We do question the "vein/artery compression" theory. Many sufferers
I hear so often 'it is a progressive disease', says who the folks who don't know what causes it? This irritates me in the extreme, what about remission, which is common, how do they explain it? Why the reason if you don't have surgery sooner the outcome is worse, bearing in mind remission is common. $$$ talking who can guess, but I would be wary of any pushing invasive procedures when the cause is undefinable. Sean said:
My wife had MVD last March. The procedure went well, with the neurosurgeon finding both an artery and vein compressing the nerve. Post ops took several weeks of recovery, including strong headaches that gradually reduced. For 8 months she was completely pain free. However two months ago her TN returned, very quickly, and quite possibly worse than before. We did notice that as the nerve healed and feeling returned, the pain came back with it. She remains glad to have done the procedure, as it brought her 8 months of relief. We now spend a great deal of time and energy exploring other remedies. We have found a number of things that help, but over time it seems they all lose there effectiveness...but we continue looking.
We do question the "vein/artery compression" theory. Many sufferers
My theory is that my TN was cause by a wrong head movement and I think its pinched somewhere else other than where the surgery took place because the weird pain came back after 3 and a halve years behind the ear right above the scar. It feels like somebody is pulling my hair and mostly starts at night if I have a busy day. But it’s not so bad, so I take some Tylenol and go to bed. Sometimes I still feel it in the am, other times I wake up fine.
Would love to know how you're doing... Bonnie said:
I am having MVD surgery with Dr. John Alksne at UC San Diego in 3 days... This Monday. He did the surgery for a friend of mine, and does it differently than most. He will go in and use a strip of my own tissue to gently lift the blood vessel off of the nerve, and then stitch it back out of the way where it was when I was born. He doesn't believe in using Teflon or any kind of foreign body in the brain because he says people can have adverse reactions to it after the surgery.
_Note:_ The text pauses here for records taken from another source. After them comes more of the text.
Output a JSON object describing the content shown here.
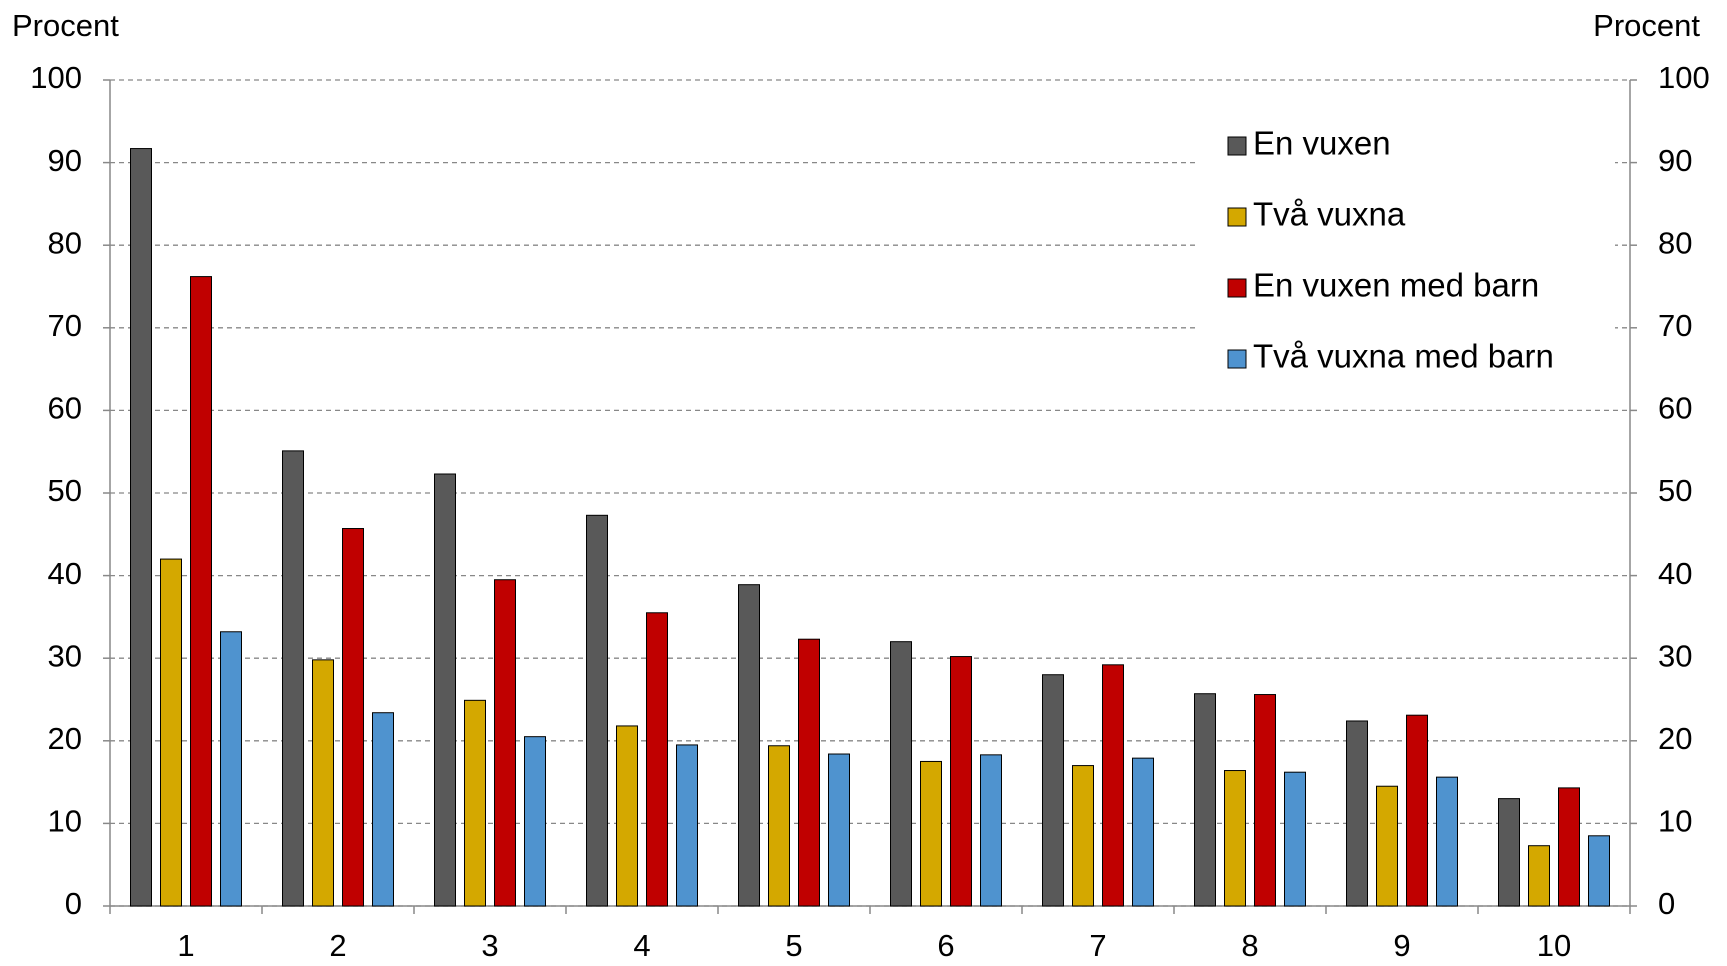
{
  "chart_data": {
    "type": "bar",
    "y_label": "Procent",
    "y2_label": "Procent",
    "categories": [
      "1",
      "2",
      "3",
      "4",
      "5",
      "6",
      "7",
      "8",
      "9",
      "10"
    ],
    "series": [
      {
        "name": "En vuxen",
        "color": "#595959",
        "values": [
          91.7,
          55.1,
          52.3,
          47.3,
          38.9,
          32.0,
          28.0,
          25.7,
          22.4,
          13.0
        ]
      },
      {
        "name": "Två vuxna",
        "color": "#d4a800",
        "values": [
          42.0,
          29.8,
          24.9,
          21.8,
          19.4,
          17.5,
          17.0,
          16.4,
          14.5,
          7.3
        ]
      },
      {
        "name": "En vuxen med barn",
        "color": "#c00000",
        "values": [
          76.2,
          45.7,
          39.5,
          35.5,
          32.3,
          30.2,
          29.2,
          25.6,
          23.1,
          14.3
        ]
      },
      {
        "name": "Två vuxna med barn",
        "color": "#4f93cf",
        "values": [
          33.2,
          23.4,
          20.5,
          19.5,
          18.4,
          18.3,
          17.9,
          16.2,
          15.6,
          8.5
        ]
      }
    ],
    "ylim": [
      0,
      100
    ],
    "yticks": [
      0,
      10,
      20,
      30,
      40,
      50,
      60,
      70,
      80,
      90,
      100
    ],
    "y2lim": [
      0,
      100
    ],
    "y2ticks": [
      0,
      10,
      20,
      30,
      40,
      50,
      60,
      70,
      80,
      90,
      100
    ],
    "grid": true,
    "legend": "top-right"
  }
}
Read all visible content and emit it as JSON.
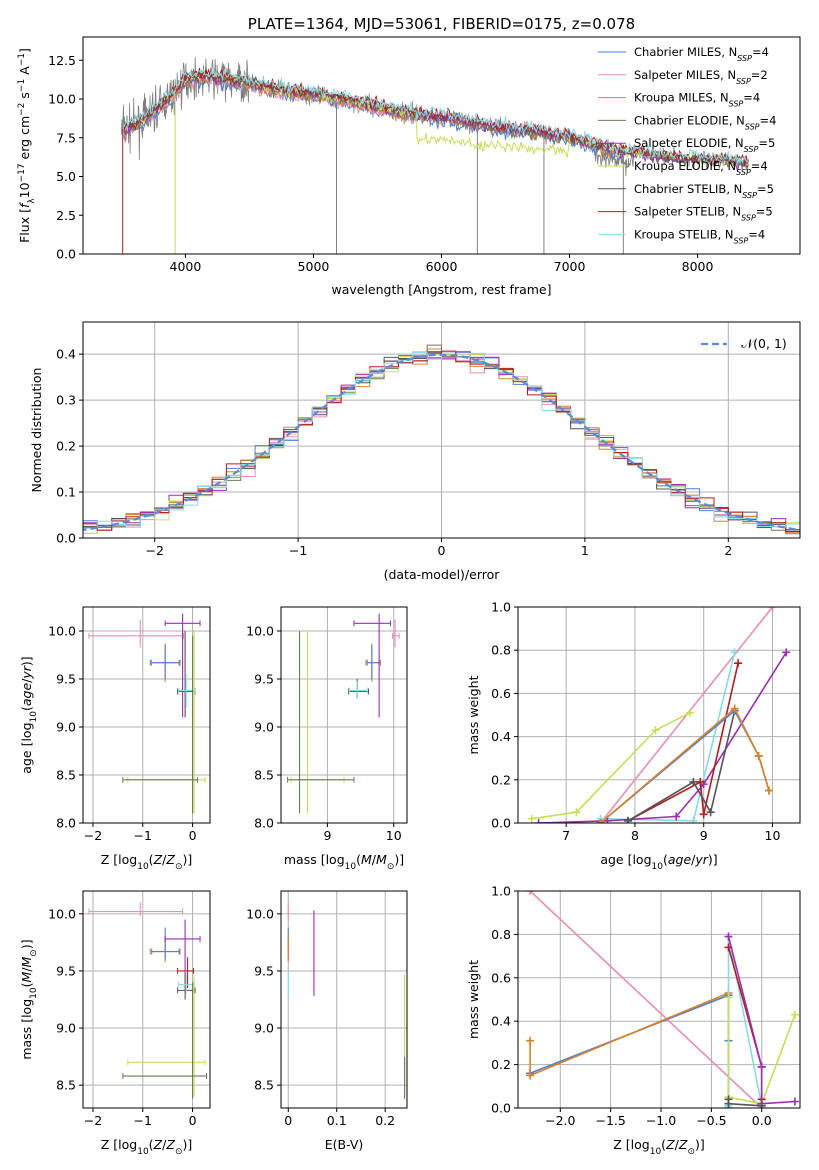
{
  "colors": {
    "Chabrier MILES": "#4f7fd6",
    "Salpeter MILES": "#e98db8",
    "Kroupa MILES": "#d9822b",
    "Chabrier ELODIE": "#6b7b5a",
    "Salpeter ELODIE": "#9a2fb0",
    "Kroupa ELODIE": "#c4e05a",
    "Chabrier STELIB": "#555555",
    "Salpeter STELIB": "#b71c1c",
    "Kroupa STELIB": "#86dbe6",
    "data": "#808080",
    "normal": "#5b8bd8"
  },
  "chart_data": [
    {
      "id": "spectrum",
      "type": "line",
      "title": "PLATE=1364, MJD=53061, FIBERID=0175, z=0.078",
      "xlabel": "wavelength [Angstrom, rest frame]",
      "ylabel": "Flux [f_λ10⁻¹⁷ erg cm⁻² s⁻¹ A⁻¹]",
      "xlim": [
        3200,
        8800
      ],
      "ylim": [
        0,
        14
      ],
      "xticks": [
        4000,
        5000,
        6000,
        7000,
        8000
      ],
      "yticks": [
        0.0,
        2.5,
        5.0,
        7.5,
        10.0,
        12.5
      ],
      "legend": "top-right",
      "legend_entries": [
        {
          "key": "Chabrier MILES",
          "label": "Chabrier MILES, N_SSP=4"
        },
        {
          "key": "Salpeter MILES",
          "label": "Salpeter MILES, N_SSP=2"
        },
        {
          "key": "Kroupa MILES",
          "label": "Kroupa MILES, N_SSP=4"
        },
        {
          "key": "Chabrier ELODIE",
          "label": "Chabrier ELODIE, N_SSP=4"
        },
        {
          "key": "Salpeter ELODIE",
          "label": "Salpeter ELODIE, N_SSP=5"
        },
        {
          "key": "Kroupa ELODIE",
          "label": "Kroupa ELODIE, N_SSP=4"
        },
        {
          "key": "Chabrier STELIB",
          "label": "Chabrier STELIB, N_SSP=5"
        },
        {
          "key": "Salpeter STELIB",
          "label": "Salpeter STELIB, N_SSP=5"
        },
        {
          "key": "Kroupa STELIB",
          "label": "Kroupa STELIB, N_SSP=4"
        }
      ],
      "continuum": {
        "x": [
          3500,
          3600,
          3700,
          3800,
          3900,
          4000,
          4100,
          4200,
          4300,
          4400,
          4500,
          4600,
          4700,
          4800,
          4900,
          5000,
          5200,
          5400,
          5600,
          5800,
          6000,
          6200,
          6400,
          6600,
          6800,
          7000,
          7200,
          7400,
          7600,
          7800,
          8000,
          8200,
          8400
        ],
        "y": [
          8.0,
          8.3,
          8.8,
          9.6,
          10.2,
          11.3,
          11.4,
          11.4,
          11.3,
          11.1,
          11.0,
          10.8,
          10.6,
          10.5,
          10.4,
          10.3,
          10.0,
          9.7,
          9.3,
          9.0,
          8.8,
          8.5,
          8.2,
          8.0,
          7.8,
          7.5,
          7.0,
          6.6,
          6.4,
          6.2,
          6.1,
          6.0,
          5.8
        ]
      }
    },
    {
      "id": "residuals",
      "type": "histogram",
      "xlabel": "(data-model)/error",
      "ylabel": "Normed distribution",
      "xlim": [
        -2.5,
        2.5
      ],
      "ylim": [
        0,
        0.47
      ],
      "xticks": [
        -2,
        -1,
        0,
        1,
        2
      ],
      "yticks": [
        0.0,
        0.1,
        0.2,
        0.3,
        0.4
      ],
      "legend": "top-right",
      "legend_label": "𝒩(0, 1)",
      "bin_width": 0.1
    },
    {
      "id": "age-vs-Z",
      "type": "scatter",
      "xlabel": "Z [log10(Z/Z⊙)]",
      "ylabel": "age  [log10(age/yr)]",
      "xlim": [
        -2.2,
        0.35
      ],
      "ylim": [
        8.0,
        10.25
      ],
      "xticks": [
        -2,
        -1,
        0
      ],
      "yticks": [
        8.0,
        8.5,
        9.0,
        9.5,
        10.0
      ],
      "points": [
        {
          "key": "Salpeter MILES",
          "x": -1.05,
          "y": 9.95,
          "x0": -2.08,
          "x1": -0.18,
          "y0": 9.83,
          "y1": 10.12
        },
        {
          "key": "Kroupa MILES",
          "x": -0.55,
          "y": 9.67,
          "x0": -0.85,
          "x1": -0.25,
          "y0": 9.47,
          "y1": 9.87
        },
        {
          "key": "Chabrier MILES",
          "x": -0.55,
          "y": 9.67,
          "x0": -0.83,
          "x1": -0.27,
          "y0": 9.5,
          "y1": 9.85
        },
        {
          "key": "Salpeter ELODIE",
          "x": -0.2,
          "y": 10.08,
          "x0": -0.55,
          "x1": 0.15,
          "y0": 9.1,
          "y1": 10.18
        },
        {
          "key": "Chabrier STELIB",
          "x": -0.15,
          "y": 9.37,
          "x0": -0.3,
          "x1": 0.05,
          "y0": 9.1,
          "y1": 10.0
        },
        {
          "key": "Kroupa STELIB",
          "x": -0.13,
          "y": 9.38,
          "x0": -0.28,
          "x1": 0.05,
          "y0": 9.2,
          "y1": 9.55
        },
        {
          "key": "Kroupa ELODIE",
          "x": 0.03,
          "y": 8.45,
          "x0": -1.3,
          "x1": 0.25,
          "y0": 8.1,
          "y1": 10.0
        },
        {
          "key": "Chabrier ELODIE",
          "x": 0.0,
          "y": 8.45,
          "x0": -1.4,
          "x1": 0.1,
          "y0": 8.1,
          "y1": 9.95
        }
      ]
    },
    {
      "id": "age-vs-mass",
      "type": "scatter",
      "xlabel": "mass [log10(M/M⊙)]",
      "ylabel": "",
      "xlim": [
        8.3,
        10.2
      ],
      "ylim": [
        8.0,
        10.25
      ],
      "xticks": [
        9,
        10
      ],
      "yticks": [
        8.0,
        8.5,
        9.0,
        9.5,
        10.0
      ],
      "points": [
        {
          "key": "Salpeter MILES",
          "x": 10.02,
          "y": 9.95,
          "x0": 9.98,
          "x1": 10.08,
          "y0": 9.83,
          "y1": 10.12
        },
        {
          "key": "Kroupa MILES",
          "x": 9.67,
          "y": 9.67,
          "x0": 9.58,
          "x1": 9.8,
          "y0": 9.47,
          "y1": 9.87
        },
        {
          "key": "Chabrier MILES",
          "x": 9.67,
          "y": 9.67,
          "x0": 9.6,
          "x1": 9.78,
          "y0": 9.5,
          "y1": 9.85
        },
        {
          "key": "Salpeter ELODIE",
          "x": 9.78,
          "y": 10.08,
          "x0": 9.4,
          "x1": 9.95,
          "y0": 9.1,
          "y1": 10.18
        },
        {
          "key": "Chabrier STELIB",
          "x": 9.45,
          "y": 9.37,
          "x0": 9.32,
          "x1": 9.62,
          "y0": 9.3,
          "y1": 9.5
        },
        {
          "key": "Kroupa STELIB",
          "x": 9.45,
          "y": 9.38,
          "x0": 9.33,
          "x1": 9.6,
          "y0": 9.3,
          "y1": 9.48
        },
        {
          "key": "Kroupa ELODIE",
          "x": 8.7,
          "y": 8.45,
          "x0": 8.45,
          "x1": 9.25,
          "y0": 8.1,
          "y1": 10.0
        },
        {
          "key": "Chabrier ELODIE",
          "x": 8.58,
          "y": 8.45,
          "x0": 8.4,
          "x1": 9.4,
          "y0": 8.1,
          "y1": 10.0
        }
      ]
    },
    {
      "id": "massweight-vs-age",
      "type": "line",
      "xlabel": "age  [log10(age/yr)]",
      "ylabel": "mass weight",
      "xlim": [
        6.3,
        10.4
      ],
      "ylim": [
        0,
        1.0
      ],
      "xticks": [
        7,
        8,
        9,
        10
      ],
      "yticks": [
        0.0,
        0.2,
        0.4,
        0.6,
        0.8,
        1.0
      ],
      "series": [
        {
          "key": "Salpeter MILES",
          "x": [
            7.5,
            10.0
          ],
          "y": [
            0.0,
            1.0
          ]
        },
        {
          "key": "Kroupa ELODIE",
          "x": [
            6.5,
            7.15,
            8.3,
            8.8
          ],
          "y": [
            0.02,
            0.05,
            0.43,
            0.51
          ]
        },
        {
          "key": "Kroupa STELIB",
          "x": [
            7.5,
            8.85,
            9.45
          ],
          "y": [
            0.02,
            0.01,
            0.79
          ]
        },
        {
          "key": "Salpeter ELODIE",
          "x": [
            6.6,
            7.6,
            8.6,
            9.0,
            10.2
          ],
          "y": [
            0.0,
            0.01,
            0.03,
            0.18,
            0.79
          ]
        },
        {
          "key": "Salpeter STELIB",
          "x": [
            7.9,
            8.95,
            9.0,
            9.5
          ],
          "y": [
            0.01,
            0.19,
            0.04,
            0.74
          ]
        },
        {
          "key": "Chabrier STELIB",
          "x": [
            7.9,
            8.85,
            9.1,
            9.45
          ],
          "y": [
            0.01,
            0.19,
            0.05,
            0.52
          ]
        },
        {
          "key": "Chabrier MILES",
          "x": [
            7.5,
            9.45,
            9.8,
            9.95
          ],
          "y": [
            0.0,
            0.52,
            0.31,
            0.15
          ]
        },
        {
          "key": "Kroupa MILES",
          "x": [
            7.5,
            9.45,
            9.8,
            9.95
          ],
          "y": [
            0.0,
            0.53,
            0.31,
            0.15
          ]
        }
      ]
    },
    {
      "id": "mass-vs-Z",
      "type": "scatter",
      "xlabel": "Z [log10(Z/Z⊙)]",
      "ylabel": "mass [log10(M/M⊙)]",
      "xlim": [
        -2.2,
        0.35
      ],
      "ylim": [
        8.3,
        10.2
      ],
      "xticks": [
        -2,
        -1,
        0
      ],
      "yticks": [
        8.5,
        9.0,
        9.5,
        10.0
      ],
      "points": [
        {
          "key": "Salpeter MILES",
          "x": -1.05,
          "y": 10.02,
          "x0": -2.08,
          "x1": -0.2,
          "y0": 9.98,
          "y1": 10.1
        },
        {
          "key": "Kroupa MILES",
          "x": -0.55,
          "y": 9.67,
          "x0": -0.85,
          "x1": -0.25,
          "y0": 9.58,
          "y1": 9.8
        },
        {
          "key": "Chabrier MILES",
          "x": -0.55,
          "y": 9.67,
          "x0": -0.82,
          "x1": -0.27,
          "y0": 9.6,
          "y1": 9.88
        },
        {
          "key": "Salpeter ELODIE",
          "x": -0.15,
          "y": 9.78,
          "x0": -0.55,
          "x1": 0.15,
          "y0": 9.4,
          "y1": 9.95
        },
        {
          "key": "Salpeter STELIB",
          "x": -0.1,
          "y": 9.5,
          "x0": -0.3,
          "x1": 0.02,
          "y0": 9.35,
          "y1": 9.62
        },
        {
          "key": "Chabrier STELIB",
          "x": -0.15,
          "y": 9.33,
          "x0": -0.3,
          "x1": 0.05,
          "y0": 9.25,
          "y1": 9.48
        },
        {
          "key": "Kroupa STELIB",
          "x": -0.13,
          "y": 9.38,
          "x0": -0.28,
          "x1": 0.02,
          "y0": 9.3,
          "y1": 9.5
        },
        {
          "key": "Kroupa ELODIE",
          "x": 0.03,
          "y": 8.7,
          "x0": -1.3,
          "x1": 0.25,
          "y0": 8.4,
          "y1": 9.45
        },
        {
          "key": "Chabrier ELODIE",
          "x": 0.0,
          "y": 8.58,
          "x0": -1.4,
          "x1": 0.28,
          "y0": 8.38,
          "y1": 9.4
        }
      ]
    },
    {
      "id": "mass-vs-EBV",
      "type": "scatter",
      "xlabel": "E(B-V)",
      "ylabel": "",
      "xlim": [
        -0.015,
        0.245
      ],
      "ylim": [
        8.3,
        10.2
      ],
      "xticks": [
        0.0,
        0.1,
        0.2
      ],
      "yticks": [
        8.5,
        9.0,
        9.5,
        10.0
      ],
      "points": [
        {
          "key": "Salpeter MILES",
          "x": 0.0,
          "y": 10.0,
          "y0": 9.95,
          "y1": 10.1
        },
        {
          "key": "Chabrier MILES",
          "x": 0.0,
          "y": 9.67,
          "y0": 9.6,
          "y1": 9.88
        },
        {
          "key": "Kroupa MILES",
          "x": 0.0,
          "y": 9.67,
          "y0": 9.58,
          "y1": 9.82
        },
        {
          "key": "Kroupa STELIB",
          "x": 0.0,
          "y": 9.38,
          "y0": 9.25,
          "y1": 9.5
        },
        {
          "key": "Salpeter ELODIE",
          "x": 0.053,
          "y": 9.78,
          "y0": 9.28,
          "y1": 10.03
        },
        {
          "key": "Kroupa ELODIE",
          "x": 0.24,
          "y": 8.7,
          "y0": 8.4,
          "y1": 9.47
        },
        {
          "key": "Chabrier ELODIE",
          "x": 0.24,
          "y": 8.58,
          "y0": 8.38,
          "y1": 8.75
        }
      ]
    },
    {
      "id": "massweight-vs-Z",
      "type": "line",
      "xlabel": "Z [log10(Z/Z⊙)]",
      "ylabel": "mass weight",
      "xlim": [
        -2.42,
        0.38
      ],
      "ylim": [
        0,
        1.0
      ],
      "xticks": [
        -2.0,
        -1.5,
        -1.0,
        -0.5,
        0.0
      ],
      "yticks": [
        0.0,
        0.2,
        0.4,
        0.6,
        0.8,
        1.0
      ],
      "series": [
        {
          "key": "Salpeter MILES",
          "x": [
            -2.3,
            0.0
          ],
          "y": [
            1.0,
            0.0
          ]
        },
        {
          "key": "Chabrier MILES",
          "x": [
            -2.3,
            -0.33,
            -0.33,
            -0.33
          ],
          "y": [
            0.16,
            0.52,
            0.31,
            0.0
          ]
        },
        {
          "key": "Kroupa MILES",
          "x": [
            -2.3,
            -2.3,
            -0.33
          ],
          "y": [
            0.31,
            0.15,
            0.53
          ]
        },
        {
          "key": "Kroupa STELIB",
          "x": [
            -0.33,
            -0.33,
            0.0
          ],
          "y": [
            0.01,
            0.79,
            0.01
          ]
        },
        {
          "key": "Kroupa ELODIE",
          "x": [
            -0.33,
            -0.33,
            0.0,
            0.33
          ],
          "y": [
            0.51,
            0.05,
            0.02,
            0.43
          ]
        },
        {
          "key": "Salpeter STELIB",
          "x": [
            -0.33,
            0.0,
            0.0
          ],
          "y": [
            0.74,
            0.19,
            0.04
          ]
        },
        {
          "key": "Salpeter ELODIE",
          "x": [
            -0.33,
            0.0,
            0.0,
            0.33
          ],
          "y": [
            0.79,
            0.19,
            0.02,
            0.03
          ]
        },
        {
          "key": "Chabrier STELIB",
          "x": [
            -0.33,
            -0.33,
            0.0
          ],
          "y": [
            0.04,
            0.02,
            0.01
          ]
        }
      ]
    }
  ]
}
He also uses a more expensive bone compound to completely fill back in the hole in my skull instead of putting titanium mesh across it. He says the titanium doesn't always hold in all of the spinal fluid, and leaking can cause complications. He has been doing this surgery since the 1970's, but he is still one of the foremost experts on trigeminal neuralgia. The hospital looks more like a 5 star resort than a hospital... Yet, even though I know all of this, I'm still nervous to have surgery. My TN was crazy from July-Dec this year, and then unexpectedly stopped completely after taking Oxcarbazepine and baclofen. I'm worried that maybe I'm better, and don't need the surgery, but my doctor and husband keep telling me it's a progressive disease. It sounds crazy but I kind of wish I would have another small attack so I know for sure I need the surgery. Is that crazy or what? The pain, when I had it last month, was so intense I was suicidal, and yet now that it's in remission, I doubt that I have TN. I think I'm just so terrified of surgery, I am thinking of every way to call it off!
I had mine done almost 4 weeks ago. the pain from the surgery has subsided but I am still having pain. the dr. told me that the nerve was compressed for so long (8) years that it will take time for the nerve to stop firing. I hope he is right because I'm worn out with this problem. Hope your loved one feels better soon.